Cassazione penale sez. II, 14/01/2009, n. 5231

MASSIMA: “I delitti d’USURA e di ESTORSIONE concorrono ove la violenza o la minaccia, assenti al momento della stipula del patto usurario, siano in un momento successivo impiegate per ottenere il pagamento dei pattuiti interessi o degli altri vantaggi usurari. (La Corte ha precisato che sussiste per contro il solo reato di ESTORSIONE ove la violenza o la minaccia siano usate “ab initio” al fine di ottenere la dazione dei suddetti vantaggi)”.

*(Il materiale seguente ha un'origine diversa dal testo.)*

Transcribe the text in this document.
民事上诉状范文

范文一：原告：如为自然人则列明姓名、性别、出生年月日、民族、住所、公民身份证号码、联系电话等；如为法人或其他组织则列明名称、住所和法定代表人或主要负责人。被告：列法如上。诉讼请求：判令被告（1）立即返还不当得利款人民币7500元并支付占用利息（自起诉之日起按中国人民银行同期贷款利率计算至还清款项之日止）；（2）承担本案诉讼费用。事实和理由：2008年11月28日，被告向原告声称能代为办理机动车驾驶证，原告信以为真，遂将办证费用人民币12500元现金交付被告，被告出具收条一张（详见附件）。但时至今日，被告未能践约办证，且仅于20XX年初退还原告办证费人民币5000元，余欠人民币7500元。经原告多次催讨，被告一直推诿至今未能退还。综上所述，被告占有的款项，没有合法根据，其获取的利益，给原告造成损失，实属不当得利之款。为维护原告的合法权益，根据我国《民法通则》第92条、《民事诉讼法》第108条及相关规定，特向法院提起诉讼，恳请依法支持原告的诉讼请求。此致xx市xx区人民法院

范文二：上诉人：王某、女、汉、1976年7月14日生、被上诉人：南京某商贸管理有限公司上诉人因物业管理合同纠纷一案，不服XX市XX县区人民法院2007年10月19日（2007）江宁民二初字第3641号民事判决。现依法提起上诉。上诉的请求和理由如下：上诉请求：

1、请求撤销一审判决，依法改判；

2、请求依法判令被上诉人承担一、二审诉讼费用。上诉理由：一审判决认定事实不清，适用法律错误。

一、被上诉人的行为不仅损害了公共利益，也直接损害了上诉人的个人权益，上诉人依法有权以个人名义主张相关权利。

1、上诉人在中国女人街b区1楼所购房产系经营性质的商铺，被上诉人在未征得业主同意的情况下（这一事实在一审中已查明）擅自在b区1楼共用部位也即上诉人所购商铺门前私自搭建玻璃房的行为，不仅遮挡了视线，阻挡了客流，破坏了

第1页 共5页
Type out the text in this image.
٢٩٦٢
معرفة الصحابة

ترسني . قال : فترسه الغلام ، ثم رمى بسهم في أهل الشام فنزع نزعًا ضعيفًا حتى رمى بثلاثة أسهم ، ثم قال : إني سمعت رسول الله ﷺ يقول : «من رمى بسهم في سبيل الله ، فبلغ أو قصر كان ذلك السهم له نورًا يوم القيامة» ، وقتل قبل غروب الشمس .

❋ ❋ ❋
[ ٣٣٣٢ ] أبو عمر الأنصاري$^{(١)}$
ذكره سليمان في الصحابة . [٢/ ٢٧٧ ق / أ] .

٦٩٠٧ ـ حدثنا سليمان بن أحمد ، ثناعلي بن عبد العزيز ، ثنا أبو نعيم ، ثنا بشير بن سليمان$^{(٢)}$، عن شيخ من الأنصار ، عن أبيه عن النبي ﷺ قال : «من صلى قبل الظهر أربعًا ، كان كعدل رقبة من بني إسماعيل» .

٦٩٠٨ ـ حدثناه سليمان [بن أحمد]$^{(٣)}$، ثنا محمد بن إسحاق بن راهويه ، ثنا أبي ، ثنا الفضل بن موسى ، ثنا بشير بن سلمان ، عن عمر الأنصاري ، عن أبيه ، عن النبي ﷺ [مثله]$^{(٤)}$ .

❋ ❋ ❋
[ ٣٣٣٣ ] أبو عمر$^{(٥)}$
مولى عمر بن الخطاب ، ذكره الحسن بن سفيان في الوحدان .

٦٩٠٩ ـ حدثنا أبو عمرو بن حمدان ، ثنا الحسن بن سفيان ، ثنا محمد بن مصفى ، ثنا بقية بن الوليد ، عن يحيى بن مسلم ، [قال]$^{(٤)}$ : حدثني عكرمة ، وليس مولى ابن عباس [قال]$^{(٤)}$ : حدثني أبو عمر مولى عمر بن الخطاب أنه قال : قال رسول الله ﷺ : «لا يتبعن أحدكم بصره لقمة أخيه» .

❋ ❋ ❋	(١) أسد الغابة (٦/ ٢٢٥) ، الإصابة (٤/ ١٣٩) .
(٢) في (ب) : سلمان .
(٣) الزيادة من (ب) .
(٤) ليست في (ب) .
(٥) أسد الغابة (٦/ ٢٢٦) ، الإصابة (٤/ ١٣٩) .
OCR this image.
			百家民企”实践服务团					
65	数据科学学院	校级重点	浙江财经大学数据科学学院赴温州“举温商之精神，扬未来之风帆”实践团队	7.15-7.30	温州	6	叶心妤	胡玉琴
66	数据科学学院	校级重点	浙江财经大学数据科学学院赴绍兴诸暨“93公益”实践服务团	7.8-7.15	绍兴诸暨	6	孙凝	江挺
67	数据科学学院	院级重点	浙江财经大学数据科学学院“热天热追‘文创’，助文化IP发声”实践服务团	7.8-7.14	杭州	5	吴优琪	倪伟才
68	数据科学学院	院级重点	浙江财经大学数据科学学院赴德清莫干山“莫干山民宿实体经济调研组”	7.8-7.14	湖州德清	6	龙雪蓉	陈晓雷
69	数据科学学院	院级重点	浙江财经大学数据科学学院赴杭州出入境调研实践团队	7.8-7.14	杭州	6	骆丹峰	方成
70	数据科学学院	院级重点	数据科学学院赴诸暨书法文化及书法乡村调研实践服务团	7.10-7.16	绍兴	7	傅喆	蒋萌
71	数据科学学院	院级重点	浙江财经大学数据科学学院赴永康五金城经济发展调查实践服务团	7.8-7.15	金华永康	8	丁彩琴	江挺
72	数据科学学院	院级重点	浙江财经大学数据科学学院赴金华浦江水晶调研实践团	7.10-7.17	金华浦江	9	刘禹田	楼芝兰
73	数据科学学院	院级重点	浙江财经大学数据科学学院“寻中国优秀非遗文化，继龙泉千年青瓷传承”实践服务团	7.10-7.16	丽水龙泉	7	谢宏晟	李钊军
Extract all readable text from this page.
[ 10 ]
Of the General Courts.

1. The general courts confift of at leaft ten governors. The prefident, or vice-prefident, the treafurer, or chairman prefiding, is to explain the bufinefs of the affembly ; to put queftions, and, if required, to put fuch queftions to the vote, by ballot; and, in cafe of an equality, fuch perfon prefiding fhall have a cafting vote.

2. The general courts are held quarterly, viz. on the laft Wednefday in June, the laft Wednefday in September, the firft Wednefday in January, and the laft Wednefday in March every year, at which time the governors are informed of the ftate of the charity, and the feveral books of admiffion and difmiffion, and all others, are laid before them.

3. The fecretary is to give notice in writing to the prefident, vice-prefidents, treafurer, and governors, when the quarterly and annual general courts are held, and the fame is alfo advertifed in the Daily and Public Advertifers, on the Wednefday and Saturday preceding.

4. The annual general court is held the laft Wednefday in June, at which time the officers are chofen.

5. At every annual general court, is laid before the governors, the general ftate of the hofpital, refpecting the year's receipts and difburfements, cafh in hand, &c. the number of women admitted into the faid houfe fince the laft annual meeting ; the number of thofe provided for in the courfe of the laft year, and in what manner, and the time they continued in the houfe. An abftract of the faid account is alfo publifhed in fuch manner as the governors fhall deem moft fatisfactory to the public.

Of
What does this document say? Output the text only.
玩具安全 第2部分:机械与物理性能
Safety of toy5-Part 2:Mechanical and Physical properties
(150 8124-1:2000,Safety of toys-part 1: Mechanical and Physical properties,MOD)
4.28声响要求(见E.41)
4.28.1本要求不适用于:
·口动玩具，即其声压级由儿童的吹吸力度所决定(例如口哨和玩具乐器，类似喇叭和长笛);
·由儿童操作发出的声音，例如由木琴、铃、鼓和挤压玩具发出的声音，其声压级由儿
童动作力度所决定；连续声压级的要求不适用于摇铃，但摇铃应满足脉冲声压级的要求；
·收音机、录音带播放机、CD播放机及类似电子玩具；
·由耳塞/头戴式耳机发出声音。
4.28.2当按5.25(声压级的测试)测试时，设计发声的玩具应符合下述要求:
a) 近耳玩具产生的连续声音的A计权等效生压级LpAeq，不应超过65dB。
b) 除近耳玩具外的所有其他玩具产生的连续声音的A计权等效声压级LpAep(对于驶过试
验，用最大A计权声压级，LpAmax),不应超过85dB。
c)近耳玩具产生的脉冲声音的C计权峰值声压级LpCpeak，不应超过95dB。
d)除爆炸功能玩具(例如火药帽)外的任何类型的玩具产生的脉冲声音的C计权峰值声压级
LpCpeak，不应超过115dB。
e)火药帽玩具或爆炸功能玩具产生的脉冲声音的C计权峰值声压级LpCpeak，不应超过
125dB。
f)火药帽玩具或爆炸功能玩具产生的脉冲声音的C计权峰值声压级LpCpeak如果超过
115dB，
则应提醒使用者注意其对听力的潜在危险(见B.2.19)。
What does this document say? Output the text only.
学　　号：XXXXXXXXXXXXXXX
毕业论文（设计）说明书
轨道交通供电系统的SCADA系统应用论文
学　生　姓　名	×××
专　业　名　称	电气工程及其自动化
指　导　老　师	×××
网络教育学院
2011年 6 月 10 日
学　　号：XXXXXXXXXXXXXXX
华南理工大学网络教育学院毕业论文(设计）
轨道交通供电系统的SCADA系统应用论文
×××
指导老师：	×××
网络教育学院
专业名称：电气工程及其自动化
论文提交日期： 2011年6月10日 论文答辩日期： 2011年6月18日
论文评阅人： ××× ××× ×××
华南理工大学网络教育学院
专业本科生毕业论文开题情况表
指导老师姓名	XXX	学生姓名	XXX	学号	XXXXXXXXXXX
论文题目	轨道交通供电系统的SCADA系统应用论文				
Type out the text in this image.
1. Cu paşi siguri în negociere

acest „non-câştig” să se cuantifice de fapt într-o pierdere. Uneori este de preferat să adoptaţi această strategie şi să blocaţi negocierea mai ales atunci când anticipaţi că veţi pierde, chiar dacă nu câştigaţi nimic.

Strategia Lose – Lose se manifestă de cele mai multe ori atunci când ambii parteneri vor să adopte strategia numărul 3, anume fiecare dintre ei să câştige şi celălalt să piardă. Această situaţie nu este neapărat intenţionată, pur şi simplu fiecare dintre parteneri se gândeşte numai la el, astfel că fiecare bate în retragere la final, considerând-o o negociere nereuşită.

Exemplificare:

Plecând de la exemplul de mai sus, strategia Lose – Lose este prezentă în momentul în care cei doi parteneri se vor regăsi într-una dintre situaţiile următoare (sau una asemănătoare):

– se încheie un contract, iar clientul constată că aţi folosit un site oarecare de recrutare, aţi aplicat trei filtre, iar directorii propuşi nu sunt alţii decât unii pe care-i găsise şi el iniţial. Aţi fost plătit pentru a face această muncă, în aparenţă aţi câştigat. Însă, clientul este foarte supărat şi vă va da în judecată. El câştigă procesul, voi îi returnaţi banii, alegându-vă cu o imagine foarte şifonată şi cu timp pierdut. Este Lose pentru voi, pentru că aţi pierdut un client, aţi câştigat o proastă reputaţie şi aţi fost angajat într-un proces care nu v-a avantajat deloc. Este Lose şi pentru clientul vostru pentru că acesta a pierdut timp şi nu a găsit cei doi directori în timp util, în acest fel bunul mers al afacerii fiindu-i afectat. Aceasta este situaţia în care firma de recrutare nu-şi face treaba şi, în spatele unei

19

Cassazione penale sez. II, 29/09/2009, n. 41481

MASSIMA: “Integra il delitto di ESTORSIONE, in relazione all’ingiusto profitto derivante da una pretesa penalmente e civilisticamente illecita, la minaccia posta in essere per ottenere il pagamento di un credito di natura USURARIA, quand’anche consistente nel prospettato ricorso a mezzi astrattamente consentiti dalla legge. (Nella specie ATTIVAZIONE DI GARANZIE costituite da ASSEGNI e da ISCRIZIONE IPOTECARIA)“.

Cassazione penale sez. VI, 15/02/2011, n. 18069

“… (…) … secondo un costante orientamento giurisprudenziale di questa Corte, la pretesa usuraria viene considerata sempre penalmente e civilisticamente illecita, sicchè anche la minaccia di ottenere il pagamento del prestito facendo ricorso a mezzi astrattamente consentiti dall’ordinamentocome ad esempio l’attivazione di garanzie che l’autore dell’USURA si sia fatto rilasciare dalla vittimaintegra il delitto di ESTORSIONE, in quanto l’usuraio non può ricorrere al giudice per ottenere il soddisfacimento del proprio credito, nè può pensare di far valere un diritto tutelabile con un’azione giudiziaria, negatagli in considerazione dell’illiceità della pretesa (Sez. 2, 17 giugno 1986, n. 1207, Sarachella; Sez. 6, 16 ottobre 1995, n. 1626, Pulvirenti; Sez. 2, 6 febbraio 2008, n. 1208, Sartor; Sez. 2, 31 marzo 2008, n. 16658, Colucci; Sez. 2, 29 settembre 2009, n. 41481, Pierro). Nel reato di ESTORSIONE l’elemento dell’ingiusto profitto viene individuato in qualsiasi vantaggio che l’autore intenda conseguire e che non si ricolleghi ad un diritto, con la conseguenza che può essere perseguito tanto con uno strumento antigiuridico, quanto con uno apparentemente legale, ma avente uno scopo illecito … (…) …”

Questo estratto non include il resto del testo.